2 corinthians 12:9

  • Christian Chat is a moderated online Christian community allowing Christians around the world to fellowship with each other in real time chat via webcam, voice, and text, with the Christian Chat app. You can also start or participate in a Bible-based discussion here in the Christian Chat Forums, where members can also share with each other their own videos, pictures, or favorite Christian music.

    If you are a Christian and need encouragement and fellowship, we're here for you! If you are not a Christian but interested in knowing more about Jesus our Lord, you're also welcome! Want to know what the Bible says, and how you can apply it to your life? Join us!

    To make new Christian friends now around the world, click here to join Christian Chat.
A

angelos

Guest
#1
Before I came to Christ I was broken, I hated everyone around me, and I hated myself. Nothing gave me peace. When I was very young (probably 5 or 6) my mom told me a bit about how to become a Christian. I thought I had invited Jesus to live in me and be my savior. In reality all I did was drag God’s name through the mud by daring to call myself his follower. As I was growing up I received a large amount of abuse at school from my peers and even abuse at home from the very same person who told me that I was saved. As the years went by I became bitter and eventually I hated everything. I hated myself and everyone around me. After a while this hatred consumed me and all I wanted was to kill the people around me and if I could’ve I would have. Every day was like waking up to a hell for me. I felt like I didn’t belong anywhere and that nowhere or anybody wanted me. I was sad and hurt and full of rage at those around me. I had no confidence I felt as if I could do nothing. When I was 17 I moved away from Missouri, where all this was happening, and came to Texas. I made a few friends but for the most part those feelings stayed with me, that sadness and bitterness, and a rage that I could barely keep in check. One of my friends told me about his church and I just kinda listened and acknowledged it but I didn’t take it to heart. A while later for no reason I just asked if I could come and he said sure so every Wednesday I started going to his church ( where I’m still going) and I was eventually brought to Christ and baptized about 1 ½ months later. Accepting Christ into my life has brought me such a peace. I no longer feel any anger or hatred but a love for all around me and a desire for Christ’s kingdom.
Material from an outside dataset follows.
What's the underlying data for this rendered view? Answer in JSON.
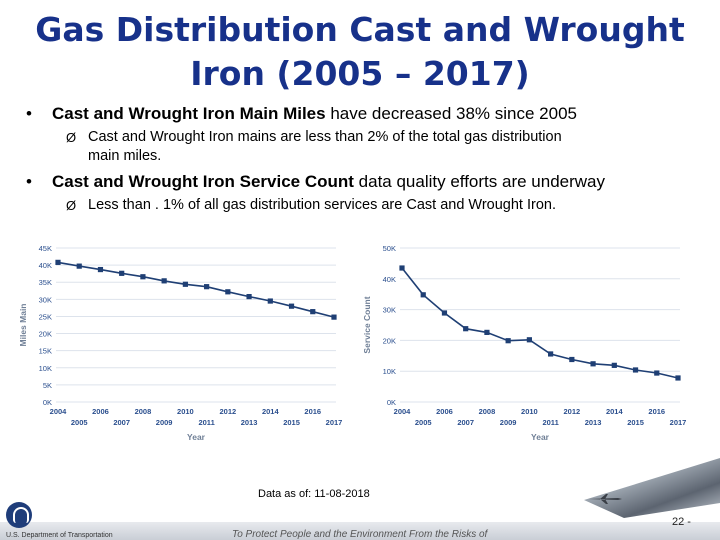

Strangely enough about a month ago I was hanging out with a friend and I was dropping him off at his house and he asked if I wanted to come in for a bit and I said sure. On his porch was a kid who ran away from home. When I started hearing the things he was saying about why he ran away from home and he stuff he was going through it reminded me of how I used to be and I knew exactly how he felt. Everything he was going through I had been through. We talked with him for a bit and he eventually gave his life to Christ. My friend’s mom took him back to his house and when she got back she told me that my testimony reached him more than anything. He was saying things like “I met this kid named spenser, he was just like me.” I don’t know if my trials in the past were a preparation for things like this but I count these trials I’ve been through as a blessing that through them I can reach people for Christ who have and are going through that pain I was felt for so long.
 
O

OurGodReigns7

Guest
#2
Brother, such a glorious testimony of restoration, life, freedom and peace! The peace part is such an incredible gift of God isn't it... I was the same. Nothing calmed me like I wanted to be. I chased anything that remotely looked like it could deliver, violently hunted down anything to give me rest and peace. I was so bitter what it didn't deliver what I'd built it up to. God Bless you sweetheart! No question at all, he's going to use you in a fierce and magnificent way.
 
T

Tanola

Guest
#3
we all go thru things in life thatt no1 can nor will ever understand, unless they too was in the same positions themselves.
i've been thru similar and i kinda still have the feeling were i hate every one in the world and just wanna be left alone to die or something, i even told my own mom if i had a gun i wud kill her myself, once when she got me real upset, even thou i said that she loved me anyway, we are all human beings! imperfect but perfect only in the eyes of God.
my point is rlly-...we all go thru things we can never understand why us, its life...and sadly most of the people in it and around us make it unbearable, but we still gotta love and care for everyone of them b/c jesus went thru the same when he was here...rejection, betryal, abuse etc soo he understands the same even if no1 else does...
i like ur testimony simple b/c u not only helped urself but u helped someone else, and thats the best thing u can do is help others and tell of God's love.